De Maatoub Lounès, Cheb Hasni, à Youcef Sebti … L’obscurantisme aura fait des écrivains, des poètes et des chanteurs des cibles de choix. Pourquoi cette acharnement envers les artistes ? Pourquoi tout intégrisme ou toute idéologie totalitaire finit toujours par s’en prendre à ses artistes ? 

L’art rempart contre l’obscurantisme 

L’art peut faire renaître l’humanité après l’inhumanité, et recréer de l’espoir après le désespoir.

L’artiste est le premier visé par tout totalitarisme, car il dénonce, il refuse de se conformer, il façonne dans un acte divin une nouvelle réalité, autre que celle imposée, il insuffle poésie au milieu de l’horreur et déstabilise toute idéologie régnante, qu’elle soit politique ou religieuse, et qui survit grâce à la peur et à l’instauration d’un mode de pensée unique.

En temps de guerre psychologique, la logique devrait faire de la création artistique la cinquième roue du carrosse, mais la réalité est tout autre : l’artiste sera soit le premier attaqué, coupant net toute tentative de conception d’une contre réalité, soit le premier sollicité pour mettre son art à l’œuvre de l’ordre imposé, faisant de lui une arme perfide domptant les esprits.

L’artiste au service de la liberté

 » L’art à mes yeux n’est pas une réjouissance solitaire, il est un moyen d’émouvoir le plus grand nombre d’hommes en leur offrant une image privilégiée des souffrances et des joies communes  » Albert Camus – Discours de réception du prix Nobel 1957 – 

L’imagination mise au service de l’art ne rend pas l’art déformateur de la réalité, mais fait de lui un miroir reflétant celle-ci de la manière la plus juste possible.
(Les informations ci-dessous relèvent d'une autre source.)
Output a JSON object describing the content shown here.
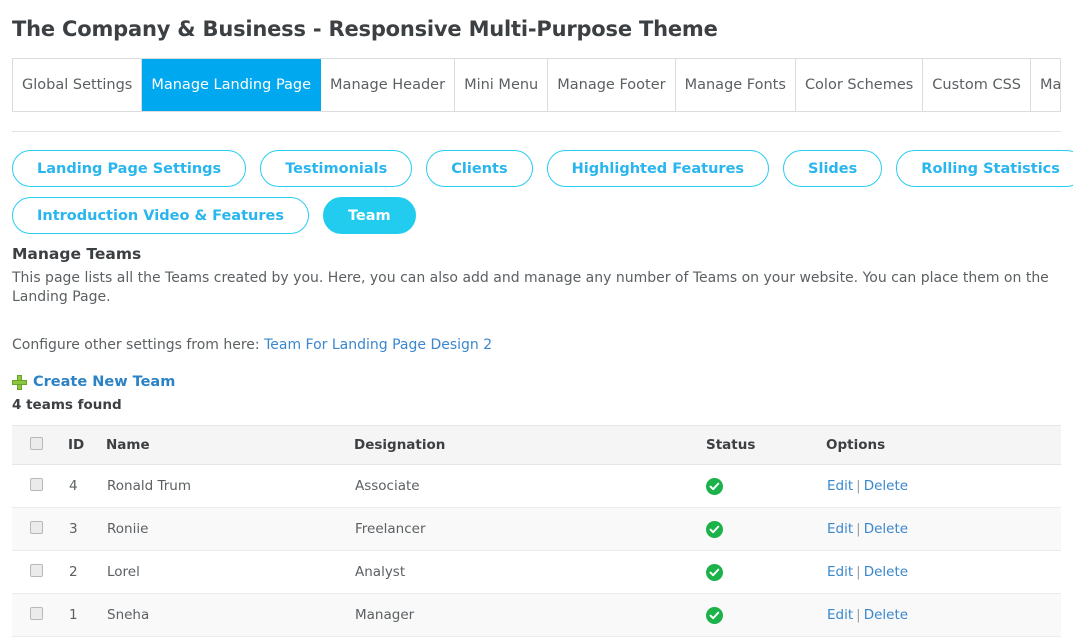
{
  "page_title": "The Company & Business - Responsive Multi-Purpose Theme",
  "colors": {
    "active_tab": "#00a8f0",
    "pill_border": "#29cdf4",
    "pill_text": "#29b6ee",
    "pill_active_bg": "#22ccee",
    "link": "#3a87cd",
    "status_ok": "#1bb24a",
    "plus_icon": "#8cc63e"
  },
  "tabs": [
    {
      "label": "Global Settings",
      "active": false
    },
    {
      "label": "Manage Landing Page",
      "active": true
    },
    {
      "label": "Manage Header",
      "active": false
    },
    {
      "label": "Mini Menu",
      "active": false
    },
    {
      "label": "Manage Footer",
      "active": false
    },
    {
      "label": "Manage Fonts",
      "active": false
    },
    {
      "label": "Color Schemes",
      "active": false
    },
    {
      "label": "Custom CSS",
      "active": false
    },
    {
      "label": "Manage Banners",
      "active": false
    }
  ],
  "pills": [
    [
      {
        "label": "Landing Page Settings",
        "active": false
      },
      {
        "label": "Testimonials",
        "active": false
      },
      {
        "label": "Clients",
        "active": false
      },
      {
        "label": "Highlighted Features",
        "active": false
      },
      {
        "label": "Slides",
        "active": false
      },
      {
        "label": "Rolling Statistics",
        "active": false
      }
    ],
    [
      {
        "label": "Introduction Video & Features",
        "active": false
      },
      {
        "label": "Team",
        "active": true
      }
    ]
  ],
  "section": {
    "title": "Manage Teams",
    "description": "This page lists all the Teams created by you. Here, you can also add and manage any number of Teams on your website. You can place them on the Landing Page."
  },
  "configure": {
    "prefix": "Configure other settings from here:",
    "link_label": "Team For Landing Page Design 2"
  },
  "create_new": {
    "icon": "plus-icon",
    "label": "Create New Team"
  },
  "results_count": "4 teams found",
  "table": {
    "columns": [
      "",
      "ID",
      "Name",
      "Designation",
      "Status",
      "Options"
    ],
    "rows": [
      {
        "id": "4",
        "name": "Ronald Trum",
        "designation": "Associate",
        "status": "active",
        "edit": "Edit",
        "sep": "|",
        "delete": "Delete"
      },
      {
        "id": "3",
        "name": "Roniie",
        "designation": "Freelancer",
        "status": "active",
        "edit": "Edit",
        "sep": "|",
        "delete": "Delete"
      },
      {
        "id": "2",
        "name": "Lorel",
        "designation": "Analyst",
        "status": "active",
        "edit": "Edit",
        "sep": "|",
        "delete": "Delete"
      },
      {
        "id": "1",
        "name": "Sneha",
        "designation": "Manager",
        "status": "active",
        "edit": "Edit",
        "sep": "|",
        "delete": "Delete"
      }
    ]
  }
}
L’émoi ressenti face à une œuvre artistique permet la prise de conscience d’une réalité injuste, transformant toute cause semblant lointaine et considérée comme optionnelle en une cause personnelle qu’on défend sans forcément en être victime ; car pendant le temps d’une œuvre nous somme l’opprimé et ce sentiment éveille en nous le désir de militer.

Le dernier jour d’un condamné de Victor Hugo pourrait être cité ici comme exemple.

L’une et l’autre Algérie

Le 5 juillet 1993, Hasni et d’autres stars de la scène musicale Algérienne donnèrent un concert au Stade du 5 Juillet. Le contexte historique fait de cette soirée un acte révolutionnaire en renversant la réalité de la nuit où la peur imposée profitait à l’intégrisme, et en la transformant en espoir mit à l’œuvre pour une autre Algérie, libre et démocratique.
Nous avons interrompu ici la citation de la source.